Timothy Chipp in the Niagara Gazette writes about a NY State radioactive waste site on November 12, 2011:
The LOOW site was established after the federal government seized 7,200 acres of land in 1941, in the area now occupied partially by the Lewiston-Porter School District, for the purposes of creating the explosive trinitrotoluene (TNT). Production lasted only nine months in 1942, and the site was abandoned. In 1982, the U.S. Department of Energy turned the site into a radioactive waste storage facility.
Among the radioactive elements on site are radium and radon, while RAB member Amy H. Witryol said other, more dangerous materials have been shown through paperwork to have been there in the past with no record of them leaving, including plutonium.
Those hazardous materials have been capped with cement, according to Witryol, who serves as RAB secretary. But she added cement has a tendency to crack and break down over the course of decades.

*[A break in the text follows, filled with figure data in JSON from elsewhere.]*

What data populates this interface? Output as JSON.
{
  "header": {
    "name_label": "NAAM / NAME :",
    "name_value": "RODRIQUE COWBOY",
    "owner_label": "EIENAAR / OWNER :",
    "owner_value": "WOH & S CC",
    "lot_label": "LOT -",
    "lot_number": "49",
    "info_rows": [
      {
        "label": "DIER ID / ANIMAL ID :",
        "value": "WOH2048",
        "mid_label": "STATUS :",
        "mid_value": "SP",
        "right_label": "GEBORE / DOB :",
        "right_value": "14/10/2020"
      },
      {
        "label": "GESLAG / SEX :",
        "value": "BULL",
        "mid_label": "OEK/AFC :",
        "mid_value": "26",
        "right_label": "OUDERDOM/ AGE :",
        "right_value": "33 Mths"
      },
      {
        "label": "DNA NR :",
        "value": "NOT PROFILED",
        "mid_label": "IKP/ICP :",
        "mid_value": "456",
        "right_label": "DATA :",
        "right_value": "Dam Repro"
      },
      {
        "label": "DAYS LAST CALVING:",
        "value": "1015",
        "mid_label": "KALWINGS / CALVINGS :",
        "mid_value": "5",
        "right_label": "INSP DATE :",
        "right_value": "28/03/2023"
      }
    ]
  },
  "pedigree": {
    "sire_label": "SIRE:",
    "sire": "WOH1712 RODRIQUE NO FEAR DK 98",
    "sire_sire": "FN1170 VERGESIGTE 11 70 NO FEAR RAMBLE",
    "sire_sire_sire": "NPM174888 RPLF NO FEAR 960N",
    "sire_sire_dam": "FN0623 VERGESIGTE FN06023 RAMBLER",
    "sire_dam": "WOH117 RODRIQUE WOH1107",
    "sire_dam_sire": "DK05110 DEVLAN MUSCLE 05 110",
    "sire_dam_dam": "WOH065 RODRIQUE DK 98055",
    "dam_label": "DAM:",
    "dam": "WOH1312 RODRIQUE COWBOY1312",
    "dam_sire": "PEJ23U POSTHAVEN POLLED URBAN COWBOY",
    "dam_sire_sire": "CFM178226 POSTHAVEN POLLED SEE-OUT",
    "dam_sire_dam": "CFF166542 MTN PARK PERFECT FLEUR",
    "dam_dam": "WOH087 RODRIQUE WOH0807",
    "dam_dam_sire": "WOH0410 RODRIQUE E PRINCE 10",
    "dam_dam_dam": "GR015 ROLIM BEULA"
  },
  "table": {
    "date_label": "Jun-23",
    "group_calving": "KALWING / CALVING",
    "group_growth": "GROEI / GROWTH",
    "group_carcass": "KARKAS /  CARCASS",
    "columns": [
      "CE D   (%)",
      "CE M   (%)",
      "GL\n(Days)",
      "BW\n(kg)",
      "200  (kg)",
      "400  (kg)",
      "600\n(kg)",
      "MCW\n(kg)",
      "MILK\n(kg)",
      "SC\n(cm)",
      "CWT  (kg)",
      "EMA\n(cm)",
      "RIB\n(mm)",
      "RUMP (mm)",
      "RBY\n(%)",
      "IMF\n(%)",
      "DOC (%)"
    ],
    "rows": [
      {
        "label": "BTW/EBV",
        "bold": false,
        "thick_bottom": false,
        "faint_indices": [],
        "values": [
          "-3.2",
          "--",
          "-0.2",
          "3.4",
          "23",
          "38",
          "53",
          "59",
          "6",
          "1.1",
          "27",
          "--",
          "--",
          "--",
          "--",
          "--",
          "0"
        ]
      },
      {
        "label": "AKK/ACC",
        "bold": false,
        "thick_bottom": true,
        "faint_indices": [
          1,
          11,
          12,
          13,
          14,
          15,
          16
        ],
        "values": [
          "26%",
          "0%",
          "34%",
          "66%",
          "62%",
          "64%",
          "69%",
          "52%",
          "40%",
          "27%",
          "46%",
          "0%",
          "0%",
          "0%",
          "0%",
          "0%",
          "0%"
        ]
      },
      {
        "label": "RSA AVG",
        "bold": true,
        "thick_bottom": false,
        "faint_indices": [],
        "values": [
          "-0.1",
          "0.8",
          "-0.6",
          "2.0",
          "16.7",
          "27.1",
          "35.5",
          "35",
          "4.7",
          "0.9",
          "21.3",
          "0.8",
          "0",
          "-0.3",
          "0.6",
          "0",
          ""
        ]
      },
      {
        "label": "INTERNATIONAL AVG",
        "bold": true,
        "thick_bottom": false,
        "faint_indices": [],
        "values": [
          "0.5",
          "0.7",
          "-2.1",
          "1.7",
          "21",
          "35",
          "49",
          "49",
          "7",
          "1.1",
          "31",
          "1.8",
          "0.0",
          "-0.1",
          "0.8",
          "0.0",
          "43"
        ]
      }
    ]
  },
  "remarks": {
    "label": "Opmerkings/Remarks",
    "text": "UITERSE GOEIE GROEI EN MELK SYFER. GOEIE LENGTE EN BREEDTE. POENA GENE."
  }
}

Meanwhile, the half-life of these compounds stored at the facility, or the amount of time it takes for the radioactivity of any element to be reduced in half, can be upwards of several tens of thousands of years, according to RAB member Tim Henderson.
“Cleaning up the site is really important to the long-term health and welfare of this community,” Witryol said. “This community has been discriminated against for many, many years by many different regulators. This is a community with a small population where the federal government made a mistake 70 years ago.”